Votre Traviata a été transposée à la fin du xixe siècle, pourquoi ?
Nous sommes à peine plus tard que l’époque de la création, mais avec un respect historique. Silvia Paoli, la metteuse en scène, s’est emparée de la musique en en faisant l’élément principal de son théâtre. Et dans le moment-clé où le théâtre laisse place à la musique, quand Violetta sait qu’elle va devoir quitter Alfredo, son « Amami Alfredo » ouvre un barrage d’émotions qui se déversent en entier dans l’orchestre. C’est tellement puissant que je n’avais jamais vu avant le travail de Silvia, d’images qui soient à la hauteur de cet ouragan dans lequel est entraîné l’héroïne. Nous avons affaire à une grande metteuse en scène.
C’est la regrettée Jodie Devos qui devait interpréter Violetta…
Je rêvais de faire cette Traviata avec elle. On en parlait depuis deux ans. Cette production était pour elle. La vie est ainsi faite ; il est cependant difficile de l’accepter.

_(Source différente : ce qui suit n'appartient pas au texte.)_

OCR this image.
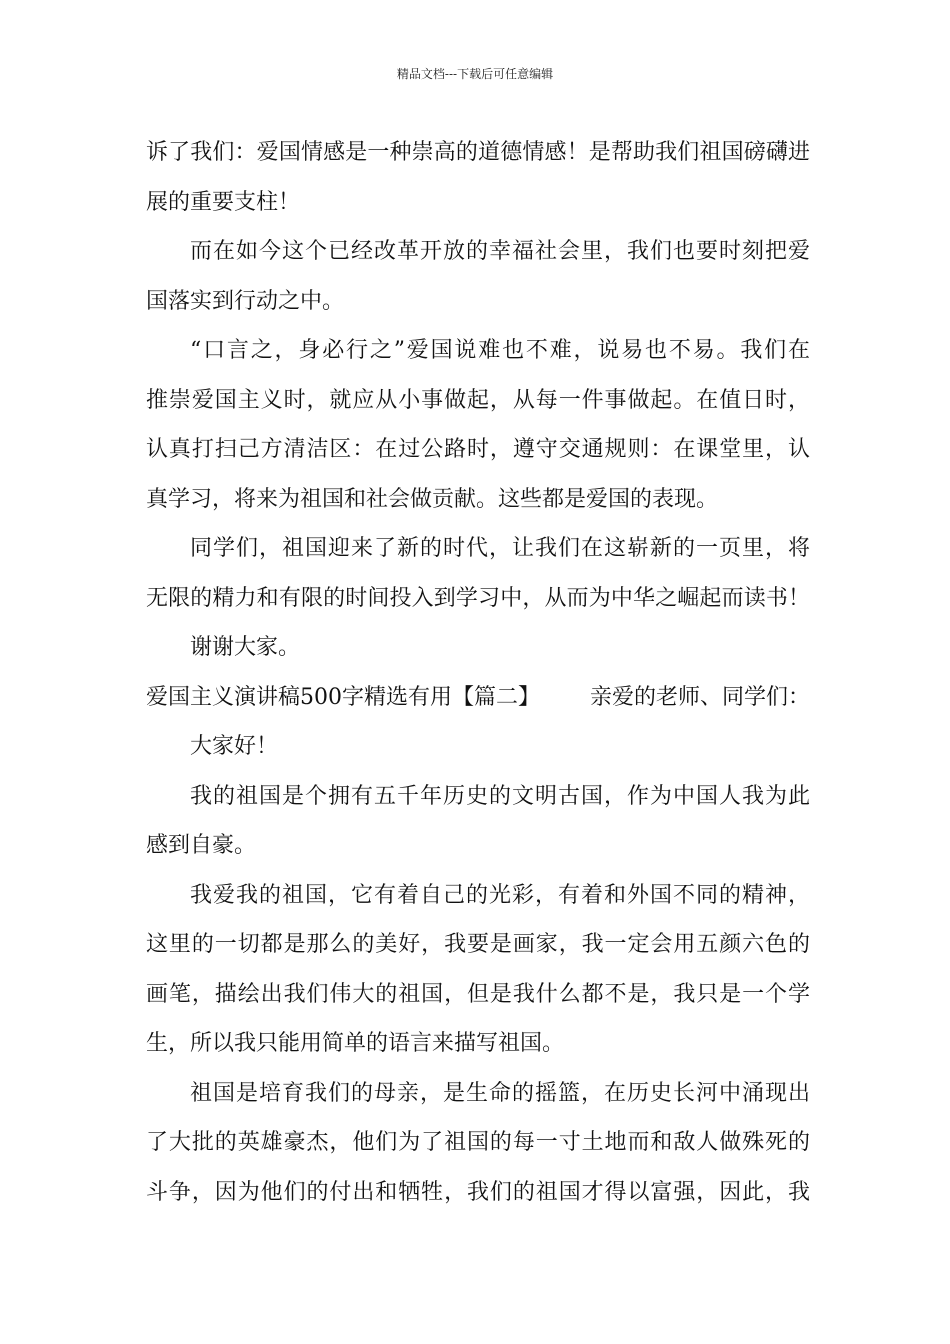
精品文档---下载后可任意编辑
诉了我们：爱国情感是一种崇高的道德情感！是帮助我们祖国磅礴进
展的重要支柱！
而在如今这个已经改革开放的幸福社会里，我们也要时刻把爱
国落实到行动之中。
“口言之，身必行之”爱国说难也不难，说易也不易。我们在
推崇爱国主义时，就应从小事做起，从每一件事做起。在值日时，
认真打扫己方清洁区：在过公路时，遵守交通规则：在课堂里，认
真学习，将来为祖国和社会做贡献。这些都是爱国的表现。
同学们，祖国迎来了新的时代，让我们在这崭新的一页里，将
无限的精力和有限的时间投入到学习中，从而为中华之崛起而读书！
谢谢大家。
爱国主义演讲稿500字精选有用【篇二】 亲爱的老师、同学们：
大家好！
我的祖国是个拥有五千年历史的文明古国，作为中国人我为此
感到自豪。
我爱我的祖国，它有着自己的光彩，有着和外国不同的精神，
这里的一切都是那么的美好，我要是画家，我一定会用五颜六色的
画笔，描绘出我们伟大的祖国，但是我什么都不是，我只是一个学
生，所以我只能用简单的语言来描写祖国。
祖国是培育我们的母亲，是生命的摇篮，在历史长河中涌现出
了大批的英雄豪杰，他们为了祖国的每一寸土地而和敌人做殊死的
斗争，因为他们的付出和牺牲，我们的祖国才得以富强，因此，我
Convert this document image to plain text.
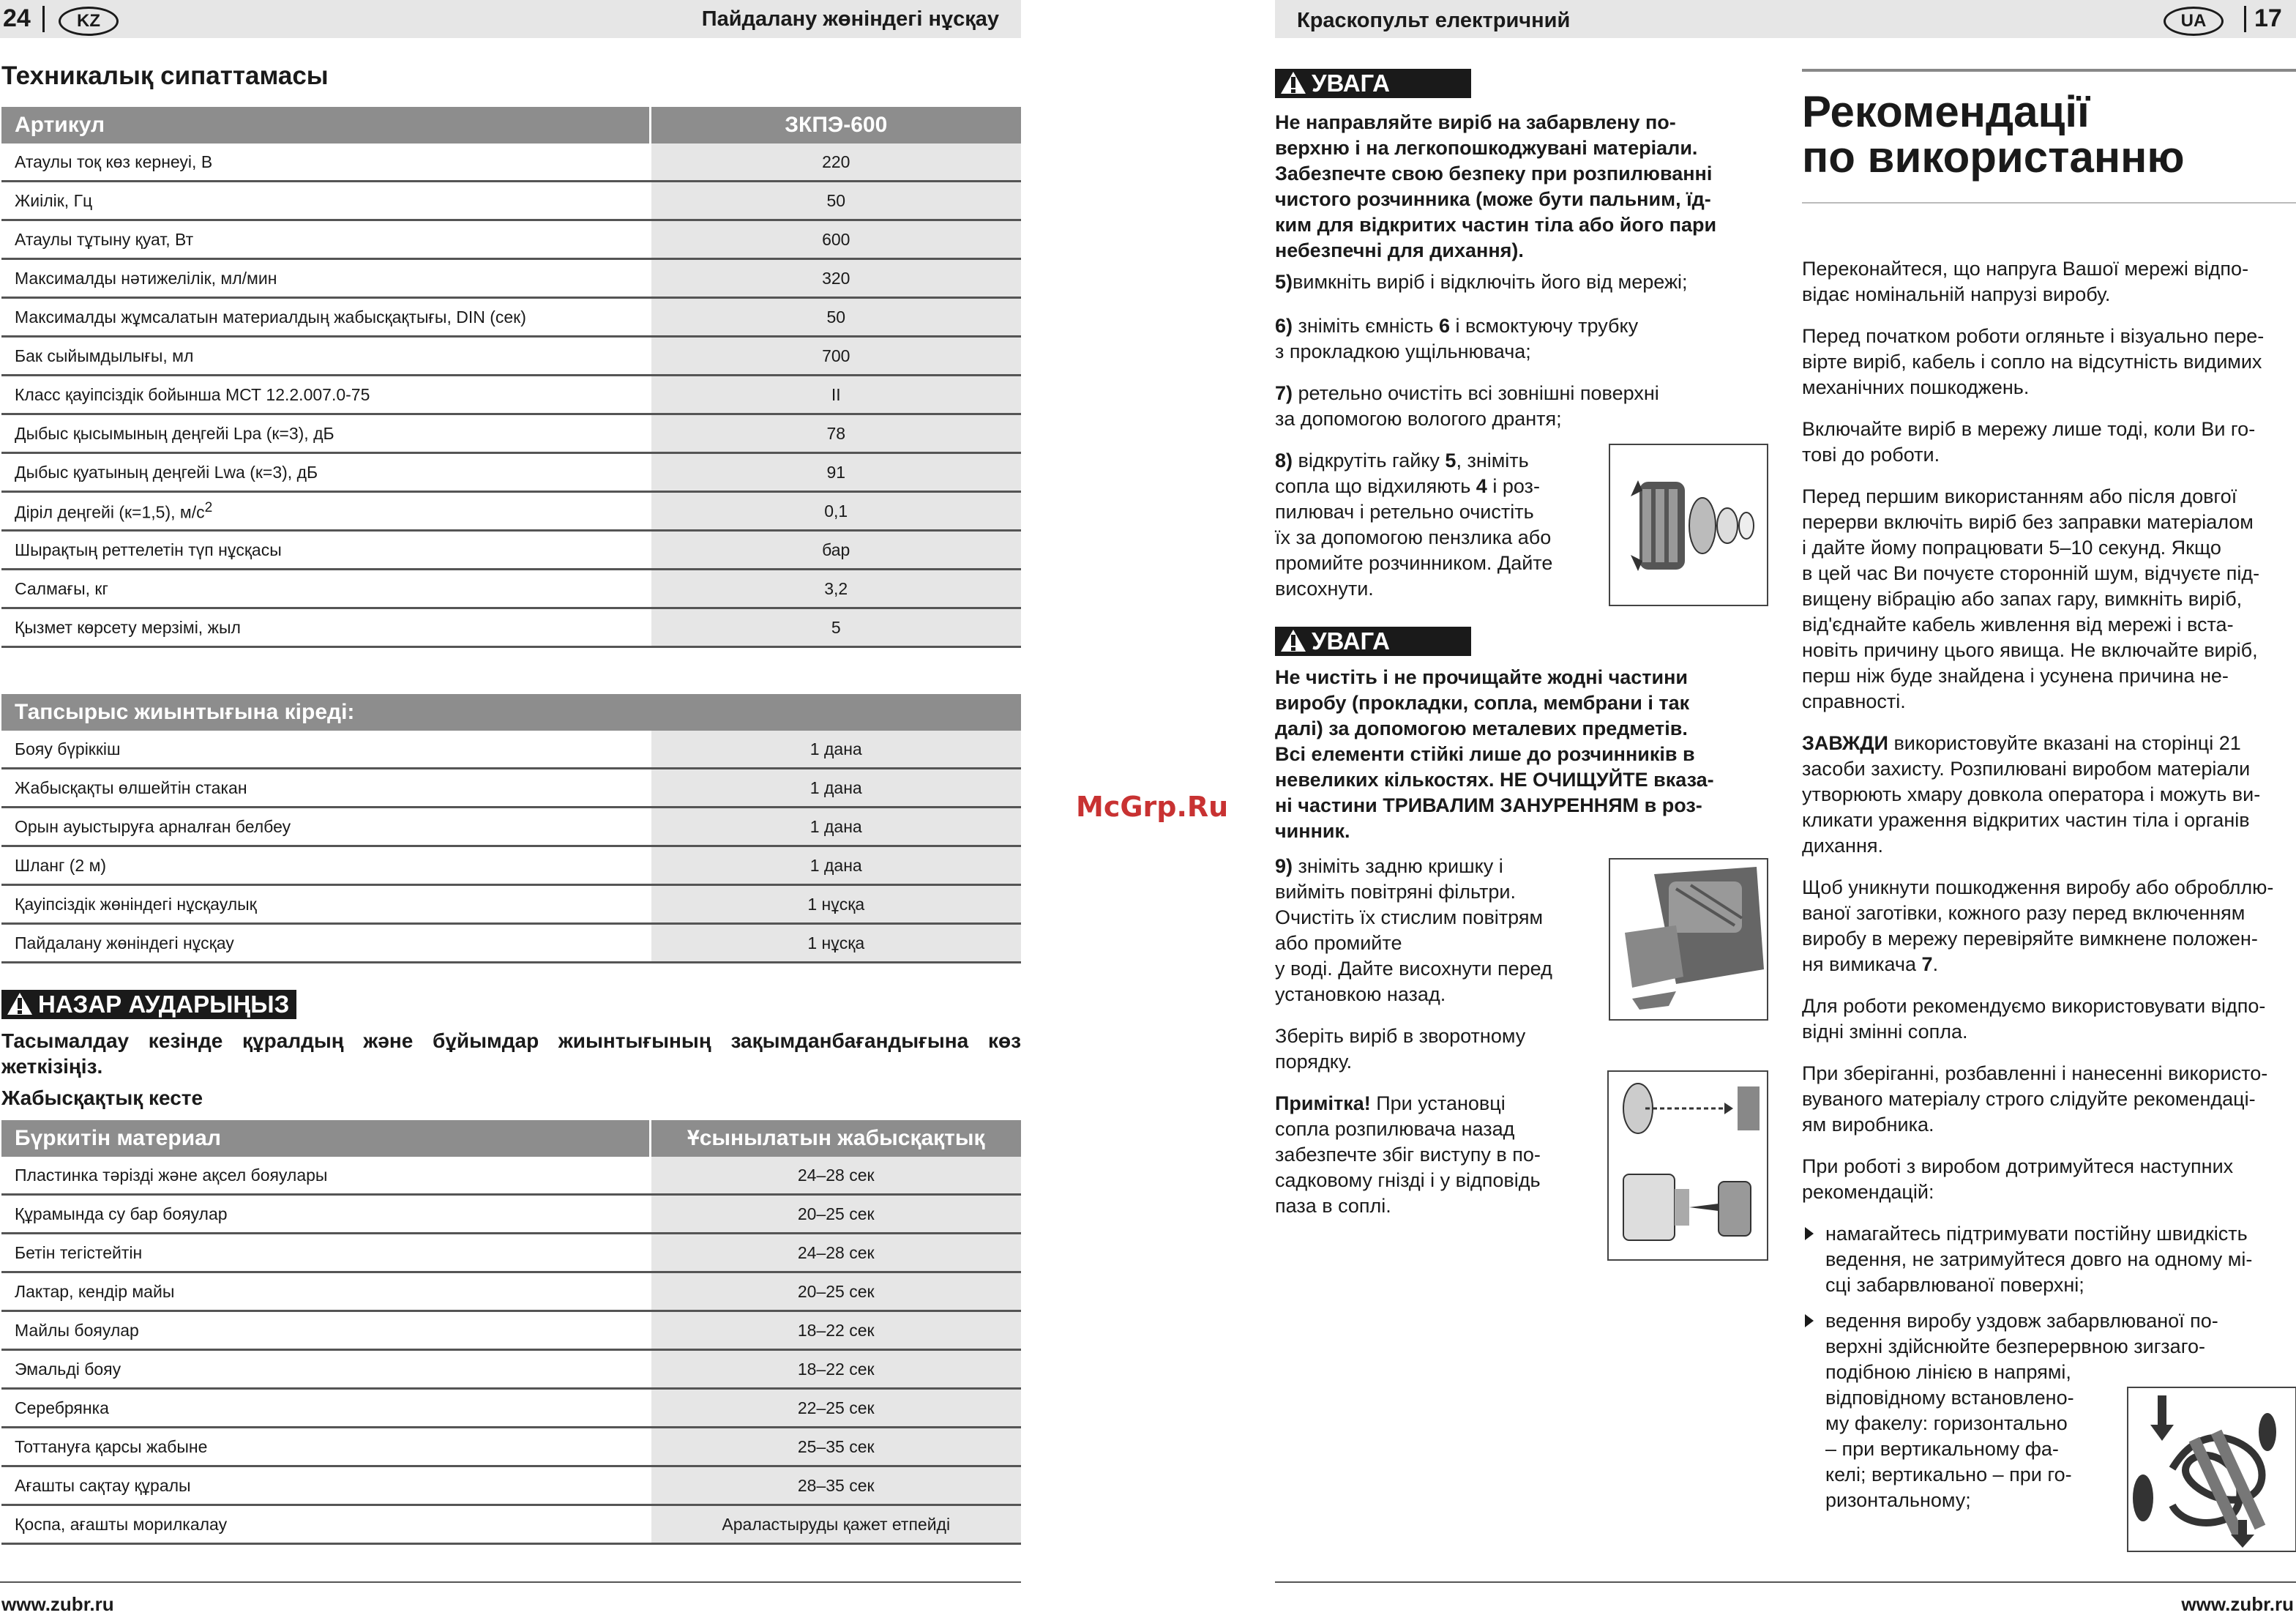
24	KZ	Пайдалану жөніндегі нұсқау
Техникалық сипаттамасы
Артикул	ЗКПЭ-600
Атаулы тоқ көз кернеуі, В	220
Жиілік, Гц	50
Атаулы тұтыну қуат, Вт	600
Максималды нәтижелілік, мл/мин	320
Максималды жұмсалатын материалдың жабысқақтығы, DIN (сек)	50
Бак сыйымдылығы, мл	700
Класс қауіпсіздік бойынша МСТ 12.2.007.0-75	II
Дыбыс қысымының деңгейі Lpa (к=3), дБ	78
Дыбыс қуатының деңгейі Lwa (к=3), дБ	91
Діріл деңгейі (к=1,5), $м/с^2$	0,1
Шырақтың реттелетін түп нұсқасы	бар
Салмағы, кг	3,2
Қызмет көрсету мерзімі, жыл	5
Тапсырыс жиынтығына кіреді:	
Бояу бүріккіш	1 дана
Жабысқақты өлшейтін стакан	1 дана
Орын ауыстыруға арналған белбеу	1 дана
Шланг (2 м)	1 дана
Қауіпсіздік жөніндегі нұсқаулық	1 нұсқа
Пайдалану жөніндегі нұсқау	1 нұсқа
НАЗАР АУДАРЫҢЫЗ
Тасымалдау кезінде құралдың және бұйымдар жиынтығының зақымданбағандығына көз жеткізіңіз.
Жабысқақтық кесте
Бүркитін материал	Ұсынылатын жабысқақтық
Пластинка тәрізді және ақсел бояулары	24–28 сек
Құрамында су бар бояулар	20–25 сек
Бетін тегістейтін	24–28 сек
Лактар, кендір майы	20–25 сек
Майлы бояулар	18–22 сек
Эмальді бояу	18–22 сек
Серебрянка	22–25 сек
Тоттануға қарсы жабыне	25–35 сек
Ағашты сақтау құралы	28–35 сек
Қоспа, ағашты морилкалау	Араластыруды қажет етпейді
www.zubr.ru
McGrp.Ru
Краскопульт електричний	UA	17
УВАГА
Не направляйте виріб на забарвлену по-
верхню і на легкопошкоджувані матеріали.
Забезпечте свою безпеку при розпилюванні
чистого розчинника (може бути пальним, їд-
ким для відкритих частин тіла або його пари
небезпечні для дихання).
5)вимкніть виріб і відключіть його від мережі;
6) зніміть ємність 6 і всмоктуючу трубку
з прокладкою ущільнювача;
7) ретельно очистіть всі зовнішні поверхні
за допомогою вологого дрантя;
8) відкрутіть гайку 5, зніміть
сопла що відхиляють 4 і роз-
пилювач і ретельно очистіть
їх за допомогою пензлика або
промийте розчинником. Дайте
висохнути.
УВАГА
Не чистіть і не прочищайте жодні частини
виробу (прокладки, сопла, мембрани і так
далі) за допомогою металевих предметів.
Всі елементи стійкі лише до розчинників в
невеликих кількостях. НЕ ОЧИЩУЙТЕ вказа-
ні частини ТРИВАЛИМ ЗАНУРЕННЯМ в роз-
чинник.
9) зніміть задню кришку і
вийміть повітряні фільтри.
Очистіть їх стислим повітрям
або промийте
у воді. Дайте висохнути перед
установкою назад.
Зберіть виріб в зворотному
порядку.
Примітка! При установці
сопла розпилювача назад
забезпечте збіг виступу в по-
садковому гнізді і у відповідь
паза в соплі.
Рекомендації
по використанню
Переконайтеся, що напруга Вашої мережі відпо-
відає номінальній напрузі виробу.
Перед початком роботи огляньте і візуально пере-
вірте виріб, кабель і сопло на відсутність видимих
механічних пошкоджень.
Включайте виріб в мережу лише тоді, коли Ви го-
тові до роботи.
Перед першим використанням або після довгої
перерви включіть виріб без заправки матеріалом
і дайте йому попрацювати 5–10 секунд. Якщо
в цей час Ви почуєте сторонній шум, відчуєте під-
вищену вібрацію або запах гару, вимкніть виріб,
від'єднайте кабель живлення від мережі і вста-
новіть причину цього явища. Не включайте виріб,
перш ніж буде знайдена і усунена причина не-
справності.
ЗАВЖДИ використовуйте вказані на сторінці 21
засоби захисту. Розпилювані виробом матеріали
утворюють хмару довкола оператора і можуть ви-
кликати ураження відкритих частин тіла і органів
дихання.
Щоб уникнути пошкодження виробу або обробллю-
ваної заготівки, кожного разу перед включенням
виробу в мережу перевіряйте вимкнене положен-
ня вимикача 7.
Для роботи рекомендуємо використовувати відпо-
відні змінні сопла.
При зберіганні, розбавленні і нанесенні використо-
вуваного матеріалу строго слідуйте рекомендаці-
ям виробника.
При роботі з виробом дотримуйтеся наступних
рекомендацій:
намагайтесь підтримувати постійну швидкість
ведення, не затримуйтеся довго на одному мі-
сці забарвлюваної поверхні;
ведення виробу уздовж забарвлюваної по-
верхні здійснюйте безперервною зигзаго-
подібною лінією в напрямі,
відповідному встановлено-
му факелу: горизонтально
– при вертикальному фа-
келі; вертикально – при го-
ризонтальному;
www.zubr.ru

Faites-vous le parallèle entre le personnage de Violetta et Giuseppina Strepponi, la compagne de Verdi ?
Oui, absolument. Cette femme sacrifie sa vie, c’est presque christique. Pourquoi renonce-t-elle à l’amour ? Il faut prendre très au sérieux le « È strano » du début, écrit deux fois, dont la deuxième fois, très fermement. Il y a une conversion, comme une vision religieuse. Et ensuite il y a le sacrifice. Un peu comme Butterfly était l’opéra préféré de Puccini, chez Verdi il y a un grand attachement à sa Violetta. C’est l’une des héroïnes à qui il donne le plus d’incarnation, avec Desdemona et Aida.
Vous avez choisi des tempi très rapides pour cet opéra.
Pour moi, la question des tempi ne se pose pas vraiment. Il y a un texte qui est dit avec un rythme d’énonciation qui nourrit la musique. Il faut le respecter instrumentalement et vocalement, dans un mode cantabile, où instruments et voix se confondent dans les parties intimistes et, lors des coups de théâtre, dans une exubérance orchestrale. Autrement dit, c’est la justesse de l’émotion qui prime et l’orchestre ici est extraordinaire car éminemment attentif à cet aspect. Les changements d’intention, les silences qui surgissent à l’improviste, etc., tout cela va conditionner les mesures qui suivent, infléchissant les couleurs d’orchestre, la dynamique, le tempo. Il faut se connecter aux chanteurs. Après, concernant les tempi, on est chez un compositeur qui est jeune et veut se faire connaître. Donc, il y a une puissance dynamique et énergétique qui emporte tout. Ce n’est pas une œuvre ventripotente.
Ce n’est pas Falstaff…
Falstaff, c’est autre chose. Falstaff est ventripotent, certes, mais je pensais plutôt à des Forza del destino, des œuvres qui sont plus installées, composées avec une autre intention. Là, c’est Verdi qui veut montrer à toute l’Italie qu’il a des choses à dire et qu’il va parvenir à émouvoir tout le monde. La scène du jeu, par exemple, est extrêmement violente. Pour moi, on doit sentir cette violence et cette barbarie partout, donc là il y a un tempo qui est assez lent. On a un personnage à qui on est en train de déchirer le cœur, autour d’elle, la roue tourne, les cartes tombent, ça va vite, c’est un monde qui est sous amphétamines. La vérité théâtrale prime.
J’ai une image très forte qui me vient à l’esprit : à Nantes, lors d’une représentation, j’étais en train de diriger la dernière scène de Violetta quand j’ai entendu un bruit qui m’a fait me retourner. J’ai alors vu un groupe d’adolescentes émues aux larmes dont une qui sanglotait ; j’ai été soufflé de voir qu’une jeune fille ne connaissant probablement pas grand-chose à Verdi puisse se trouver à ce point soulevée par l’émotion, par des choses qui la renvoient à je ne sais quoi, peut-être la mort de quelqu’un dans sa famille, un amour impossible ou simplement à l’émotion et à l’empathie. Cette jeune fille est repartie avec quelque chose qui sans doute va modifier son regard sur l’amour, en tout cas la marquer à vie.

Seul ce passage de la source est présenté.